I can count on two hands the number of times I’ve picked up my camera since January. I think I’ve taken maybe twenty photographs. And it’s not because I’ve not wanted to. It’s because I haven’t been able to.
Last October I fell while rollerblading with my dog, and at the time I thought I was OK. I kept shooting and editing, and didn’t think anything of it.
Until the first week of January when my entire right shoulder gave out. Why, did it have to be the right one?!
What started as stiffness turned into all-consuming pain. And suddenly everything that was extra in life stopped so I could focus only on what was necessary for family and physio. (*Shout out to my amazing physiotherapist Caitlin Price who has kept me above water.)
Even typing this email today, more than two months later, still hurts.
It has not been a good winter. It’s been still and uncreative and mostly it has felt cruel.
While beautiful moments came and went, I couldn’t lift my camera without sharp stabs and spasms.

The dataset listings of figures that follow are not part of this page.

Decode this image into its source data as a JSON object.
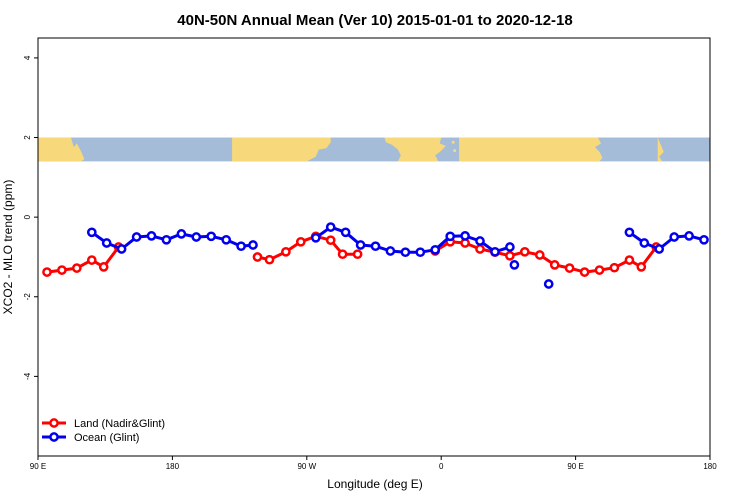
{
  "chart_data": {
    "type": "line",
    "title": "40N-50N Annual Mean (Ver 10)   2015-01-01 to 2020-12-18",
    "xlabel": "Longitude (deg E)",
    "ylabel": "XCO2 - MLO trend (ppm)",
    "x_ticks": [
      {
        "value": 90,
        "label": "90 E"
      },
      {
        "value": 180,
        "label": "180"
      },
      {
        "value": 270,
        "label": "90 W"
      },
      {
        "value": 360,
        "label": "0"
      },
      {
        "value": 450,
        "label": "90 E"
      },
      {
        "value": 540,
        "label": "180"
      }
    ],
    "y_ticks": [
      4,
      2,
      0,
      -2,
      -4
    ],
    "xlim": [
      90,
      540
    ],
    "ylim": [
      -6,
      4.5
    ],
    "grid": false,
    "legend_position": "bottom-left",
    "map_band": {
      "y_range": [
        1.4,
        2.0
      ],
      "land_color": "#f7d97b",
      "ocean_color": "#a5bcd9"
    },
    "series": [
      {
        "name": "Land (Nadir&Glint)",
        "color": "#ff0000",
        "segments": [
          [
            [
              96,
              -1.38
            ],
            [
              106,
              -1.33
            ],
            [
              116,
              -1.28
            ],
            [
              126,
              -1.08
            ],
            [
              134,
              -1.25
            ],
            [
              144,
              -0.75
            ]
          ],
          [
            [
              237,
              -1.0
            ],
            [
              245,
              -1.07
            ],
            [
              256,
              -0.87
            ],
            [
              266,
              -0.62
            ],
            [
              276,
              -0.48
            ],
            [
              286,
              -0.58
            ],
            [
              294,
              -0.93
            ],
            [
              304,
              -0.93
            ]
          ],
          [
            [
              356,
              -0.85
            ],
            [
              366,
              -0.62
            ],
            [
              376,
              -0.65
            ],
            [
              386,
              -0.8
            ],
            [
              396,
              -0.88
            ],
            [
              406,
              -0.97
            ],
            [
              416,
              -0.87
            ],
            [
              426,
              -0.95
            ],
            [
              436,
              -1.2
            ],
            [
              446,
              -1.28
            ],
            [
              456,
              -1.38
            ],
            [
              466,
              -1.33
            ],
            [
              476,
              -1.27
            ],
            [
              486,
              -1.08
            ],
            [
              494,
              -1.25
            ],
            [
              504,
              -0.75
            ]
          ]
        ]
      },
      {
        "name": "Ocean (Glint)",
        "color": "#0000ee",
        "segments": [
          [
            [
              126,
              -0.38
            ],
            [
              136,
              -0.65
            ],
            [
              146,
              -0.8
            ],
            [
              156,
              -0.5
            ],
            [
              166,
              -0.47
            ],
            [
              176,
              -0.57
            ],
            [
              186,
              -0.42
            ],
            [
              196,
              -0.5
            ],
            [
              206,
              -0.48
            ],
            [
              216,
              -0.57
            ],
            [
              226,
              -0.73
            ],
            [
              234,
              -0.7
            ]
          ],
          [
            [
              276,
              -0.52
            ],
            [
              286,
              -0.25
            ],
            [
              296,
              -0.38
            ],
            [
              306,
              -0.7
            ],
            [
              316,
              -0.73
            ],
            [
              326,
              -0.85
            ],
            [
              336,
              -0.88
            ],
            [
              346,
              -0.88
            ],
            [
              356,
              -0.82
            ],
            [
              366,
              -0.48
            ],
            [
              376,
              -0.47
            ],
            [
              386,
              -0.6
            ],
            [
              396,
              -0.87
            ],
            [
              406,
              -0.75
            ]
          ],
          [
            [
              409,
              -1.2
            ]
          ],
          [
            [
              432,
              -1.68
            ]
          ],
          [
            [
              486,
              -0.38
            ],
            [
              496,
              -0.65
            ],
            [
              506,
              -0.8
            ],
            [
              516,
              -0.5
            ],
            [
              526,
              -0.47
            ],
            [
              536,
              -0.57
            ]
          ]
        ]
      }
    ]
  }
}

All my best laid plans to launch new projects, take on new shoots, say yes to everything, have not come to fruition - yet.

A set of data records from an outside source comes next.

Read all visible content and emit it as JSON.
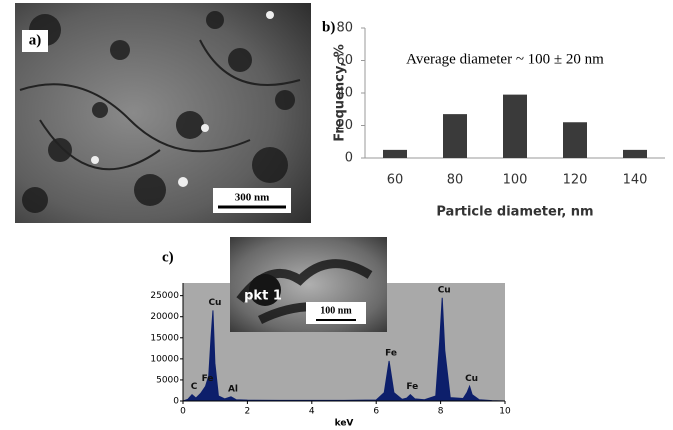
{
  "images": [
    {
      "label": "a)",
      "scale_bar": "300 nm"
    },
    {
      "label": "pkt 1",
      "scale_bar": "100 nm"
    }
  ],
  "chart_data": [
    {
      "type": "bar",
      "panel_label": "b)",
      "annotation": "Average  diameter ~ 100 ± 20 nm",
      "ylabel": "Frequency, %",
      "xlabel": "Particle diameter, nm",
      "categories": [
        "60",
        "80",
        "100",
        "120",
        "140"
      ],
      "values": [
        5,
        27,
        39,
        22,
        5
      ],
      "color": "#3a3a3a",
      "ylim": [
        0,
        80
      ],
      "yticks": [
        0,
        20,
        40,
        60,
        80
      ]
    },
    {
      "type": "area",
      "panel_label": "c)",
      "xlabel": "keV",
      "color": "#0d1f6b",
      "background": "#a9a9a9",
      "x": [
        0,
        0.15,
        0.28,
        0.4,
        0.55,
        0.7,
        0.8,
        0.87,
        0.93,
        0.99,
        1.1,
        1.3,
        1.49,
        1.65,
        2,
        3,
        4,
        5,
        6,
        6.25,
        6.4,
        6.55,
        6.8,
        6.95,
        7.06,
        7.2,
        7.5,
        7.85,
        7.97,
        8.05,
        8.13,
        8.3,
        8.7,
        8.82,
        8.9,
        8.98,
        9.2,
        9.6,
        10
      ],
      "values": [
        0,
        400,
        1500,
        700,
        1800,
        3500,
        6000,
        15000,
        21500,
        9000,
        1200,
        500,
        1000,
        300,
        200,
        150,
        150,
        150,
        250,
        2000,
        9500,
        2000,
        400,
        700,
        1500,
        500,
        300,
        1200,
        14000,
        24500,
        12000,
        800,
        600,
        2000,
        3500,
        1500,
        300,
        100,
        0
      ],
      "xlim": [
        0,
        10
      ],
      "xticks": [
        0,
        2,
        4,
        6,
        8,
        10
      ],
      "ylim": [
        0,
        28000
      ],
      "yticks": [
        0,
        5000,
        10000,
        15000,
        20000,
        25000
      ],
      "peak_labels": [
        {
          "label": "C",
          "x": 0.28,
          "y": 1500
        },
        {
          "label": "Fe",
          "x": 0.7,
          "y": 3500
        },
        {
          "label": "Cu",
          "x": 0.93,
          "y": 21500
        },
        {
          "label": "Al",
          "x": 1.49,
          "y": 1000
        },
        {
          "label": "Fe",
          "x": 6.4,
          "y": 9500
        },
        {
          "label": "Fe",
          "x": 7.06,
          "y": 1500
        },
        {
          "label": "Cu",
          "x": 8.05,
          "y": 24500
        },
        {
          "label": "Cu",
          "x": 8.9,
          "y": 3500
        }
      ]
    }
  ]
}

For someone whose work and identity are so intertwined with documenting life, this stillness feels loud. It feels like self doubt. It feels like backpedaling. It feels like regression.
It’s a strange thing — wanting so deeply to do the thing - to produce - but not being physically able to do it.
There’s a particular frustration that comes with having ideas constantly percolating while your body says nope you can’t do that right now.
And patience is not my strength.
There’s also grief in this season. I’m angry for lost time. For postponed plans.
And yet, as I am slowly coming out of this forced slow down I do think that great things are on the horizon.
I’m noticing how tightly I cling to productivity as a measure of worth. I’m confronting how uncomfortable it is to rest without a tangible output. I’m learning — again — that seasons of stillness are part of the creative cycle, even when they arrive uninvited.
The ideas are still there. The vision hasn’t disappeared. If anything, it feels like it’s quietly pruning itself, waiting for the time when my body can catch up.
So for now, I’m here — admiring the greats of McCurry, Leibovitz and Salgado - with no new images of my own to show for this lost time.
This wasn’t the start to the year I planned. But since when does life ever go perfectly according to plan?